Dianne Hagen’s current exhibition features a new series of drawings initiated in 2004. These works center on the drawing bidimensionality, which she enhances by adjunctive extra material spread on the paper surface, such as plastic, mineral modeling paste, glass debris, collages and so forth. One of these drawings is composed of lilies, displayed in circles and forming a frame or frieze around pieces of transparent broken glass imbedded within mineral modeling paste. At first sight the drawing offers an almost idyllic vision, yet in no time the broken glass debris exert a contradictory, paradoxical effect, invalidating the first positive impression. While reflecting light, they remain “aggressive” (i.e. cutting, slitting) — a recurrent antithetic hybridization in Dianne’s work. This ambivalence, characteristic of her works, continually refers to analogies in our immediate, familiar world and surreptitiously call to mind other associations. Another drawing is composed of aluminum foils forming the frame of the drawing. Against the background of the metallic foils appear letters cut out in magazines and pasted the way they would in an anonymous message. The words formed by the letters are “freedom yeah right”, a motto that appears in several works and refers both to the drawn subject — an organic or mineral form freely displayed although alien to any known specific context — and “the ode to the freedom of expression”, which plays an essential part in the artist’s condition. Dianne Hagen tries to establish a direct association between the object shown and the mental image it conveys. Two reading levels are thus offered: the anima one that connects us with the world of ideas, of the invisible and insubstantial, while the animus level, connects us through the senses to the physical, objective world of the body, which is actually the work of art itself. The life long reflection of the artist is embodied in the work of art, a trace that will survive that very artistic life. Diverted from their customary use, the appealing colors and themes soon engender in the spectator’s mind a surreptitious questioning that was unpredictable at first sight. The notion of beauty does not survive the collision. At times, in Dianne Hagen’s work, the very motives remind us
Subconsciously of an organic world which has a life of its own. Classical elements such as illusionistic perspective may also play their parts, as is the case namely in a blue relief made of mineral modeling paste and glue, in the center of which lies, imbedded, a frost picture pasted on a glass pane.
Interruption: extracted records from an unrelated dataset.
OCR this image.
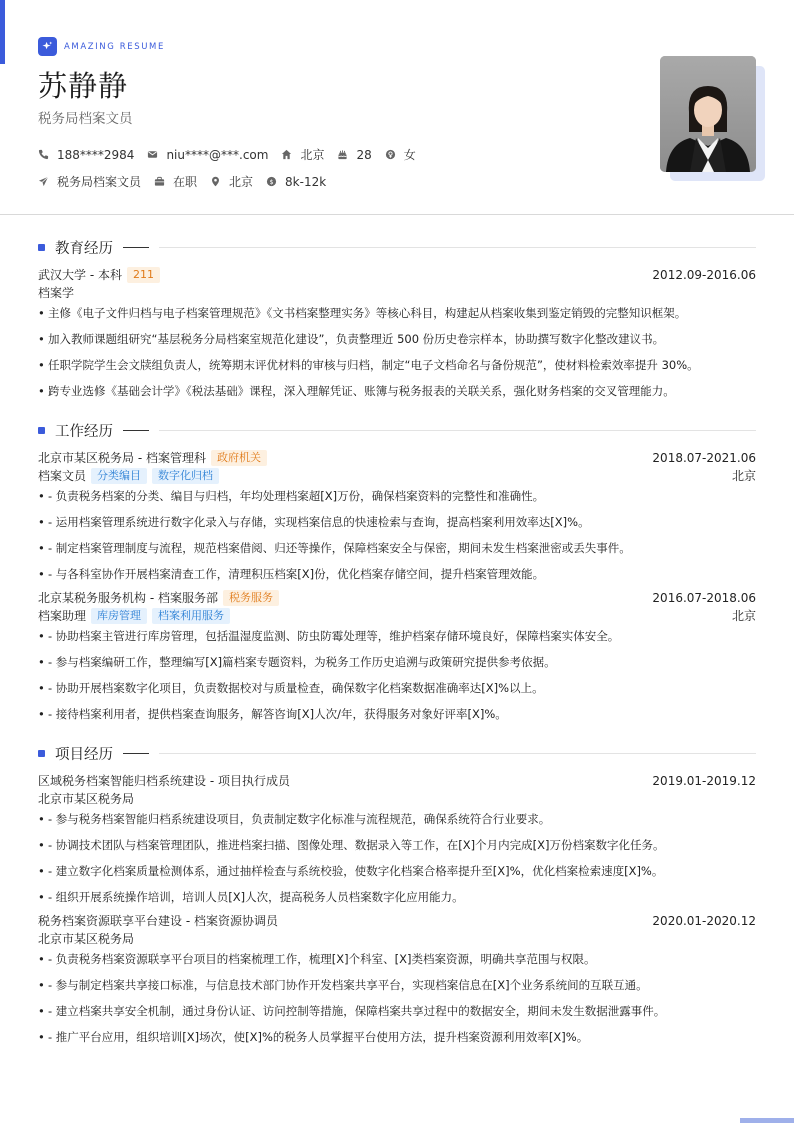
AMAZING RESUME
苏静静
税务局档案文员
188****2984	niu****@***.com	北京	28	女
税务局档案文员	在职	北京 $ 8k-12k
教育经历
武汉大学 - 本科	211	2012.09-2016.06
档案学
• 主修《电子文件归档与电子档案管理规范》《文书档案整理实务》等核心科目，构建起从档案收集到鉴定销毁的完整知识框架。
• 加入教师课题组研究“基层税务分局档案室规范化建设”，负责整理近 500 份历史卷宗样本，协助撰写数字化整改建议书。
• 任职学院学生会文牍组负责人，统筹期末评优材料的审核与归档，制定“电子文档命名与备份规范”，使材料检索效率提升 30%。
• 跨专业选修《基础会计学》《税法基础》课程，深入理解凭证、账簿与税务报表的关联关系，强化财务档案的交叉管理能力。
工作经历
北京市某区税务局 - 档案管理科	政府机关	2018.07-2021.06
档案文员	分类编目	数字化归档	北京
• - 负责税务档案的分类、编目与归档，年均处理档案超[X]万份，确保档案资料的完整性和准确性。
• - 运用档案管理系统进行数字化录入与存储，实现档案信息的快速检索与查询，提高档案利用效率达[X]%。
• - 制定档案管理制度与流程，规范档案借阅、归还等操作，保障档案安全与保密，期间未发生档案泄密或丢失事件。
• - 与各科室协作开展档案清查工作，清理积压档案[X]份，优化档案存储空间，提升档案管理效能。
北京某税务服务机构 - 档案服务部	税务服务	2016.07-2018.06
档案助理	库房管理	档案利用服务	北京
• - 协助档案主管进行库房管理，包括温湿度监测、防虫防霉处理等，维护档案存储环境良好，保障档案实体安全。
• - 参与档案编研工作，整理编写[X]篇档案专题资料，为税务工作历史追溯与政策研究提供参考依据。
• - 协助开展档案数字化项目，负责数据校对与质量检查，确保数字化档案数据准确率达[X]%以上。
• - 接待档案利用者，提供档案查询服务，解答咨询[X]人次/年，获得服务对象好评率[X]%。
项目经历
区域税务档案智能归档系统建设 - 项目执行成员	2019.01-2019.12
北京市某区税务局
• - 参与税务档案智能归档系统建设项目，负责制定数字化标准与流程规范，确保系统符合行业要求。
• - 协调技术团队与档案管理团队，推进档案扫描、图像处理、数据录入等工作，在[X]个月内完成[X]万份档案数字化任务。
• - 建立数字化档案质量检测体系，通过抽样检查与系统校验，使数字化档案合格率提升至[X]%，优化档案检索速度[X]%。
• - 组织开展系统操作培训，培训人员[X]人次，提高税务人员档案数字化应用能力。
税务档案资源联享平台建设 - 档案资源协调员	2020.01-2020.12
北京市某区税务局
• - 负责税务档案资源联享平台项目的档案梳理工作，梳理[X]个科室、[X]类档案资源，明确共享范围与权限。
• - 参与制定档案共享接口标准，与信息技术部门协作开发档案共享平台，实现档案信息在[X]个业务系统间的互联互通。
• - 建立档案共享安全机制，通过身份认证、访问控制等措施，保障档案共享过程中的数据安全，期间未发生数据泄露事件。
• - 推广平台应用，组织培训[X]场次，使[X]%的税务人员掌握平台使用方法，提升档案资源利用效率[X]%。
Dianne Hagen shows equally three sculptures placed on low tables. Two of them refer directly to classical sculptures, busts or nikkes, which in the past were often erected monuments. Yet, their minimal scale reduction deprives them of their former status symbol. The reduced dimensions link them somehow to daily life objects, or fetishes. The third table, as opposed to the former ones which played the parts of pedestals, is covered with some tapestry made up of textile cones; a transparent plastic sheet covers this tablecloth, the whole assuming the possible role of a daily life object. The “kitsch” elements, here introduced, are meant to desacralize art forms inherited from tradition.
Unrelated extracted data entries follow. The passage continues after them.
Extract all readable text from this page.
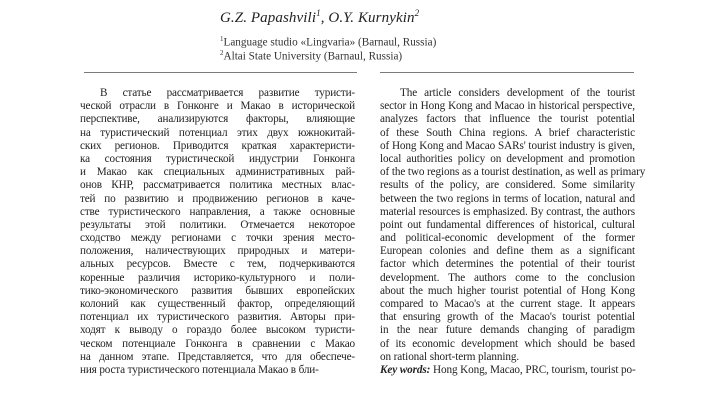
G.Z. Papashvili$^1$, O.Y. Kurnykin$^2$
$^1$Language studio «Lingvaria» (Barnaul, Russia)
$^2$Altai State University (Barnaul, Russia)
В статье рассматривается развитие туристи-
ческой отрасли в Гонконге и Макао в исторической
перспективе, анализируются факторы, влияющие
на туристический потенциал этих двух южнокитай-
ских регионов. Приводится краткая характеристи-
ка состояния туристической индустрии Гонконга
и Макао как специальных административных рай-
онов КНР, рассматривается политика местных влас-
тей по развитию и продвижению регионов в каче-
стве туристического направления, а также основные
результаты этой политики. Отмечается некоторое
сходство между регионами с точки зрения место-
положения, наличествующих природных и матери-
альных ресурсов. Вместе с тем, подчеркиваются
коренные различия историко-культурного и поли-
тико-экономического развития бывших европейских
колоний как существенный фактор, определяющий
потенциал их туристического развития. Авторы при-
ходят к выводу о гораздо более высоком туристи-
ческом потенциале Гонконга в сравнении с Макао
на данном этапе. Представляется, что для обеспече-
ния роста туристического потенциала Макао в бли-
The article considers development of the tourist
sector in Hong Kong and Macao in historical perspective,
analyzes factors that influence the tourist potential
of these South China regions. A brief characteristic
of Hong Kong and Macao SARs' tourist industry is given,
local authorities policy on development and promotion
of the two regions as a tourist destination, as well as primary
results of the policy, are considered. Some similarity
between the two regions in terms of location, natural and
material resources is emphasized. By contrast, the authors
point out fundamental differences of historical, cultural
and political-economic development of the former
European colonies and define them as a significant
factor which determines the potential of their tourist
development. The authors come to the conclusion
about the much higher tourist potential of Hong Kong
compared to Macao's at the current stage. It appears
that ensuring growth of the Macao's tourist potential
in the near future demands changing of paradigm
of its economic development which should be based
on rational short-term planning.
Key words: Hong Kong, Macao, PRC, tourism, tourist po-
Dianne’s artistic approach deals with the constant exploration of the relationship linking the work of art and its intellectual reception. Her works never bear any title — a process which, evading frontiers, confinements and taxonomy enables the artist to entertain an intimate, constant dialogue between her works and the viewers. Like in the Rorschach test, where titles are inexistent, the viewer makes each time the experience of a self-projection, which is at once unique and idiosyncratic.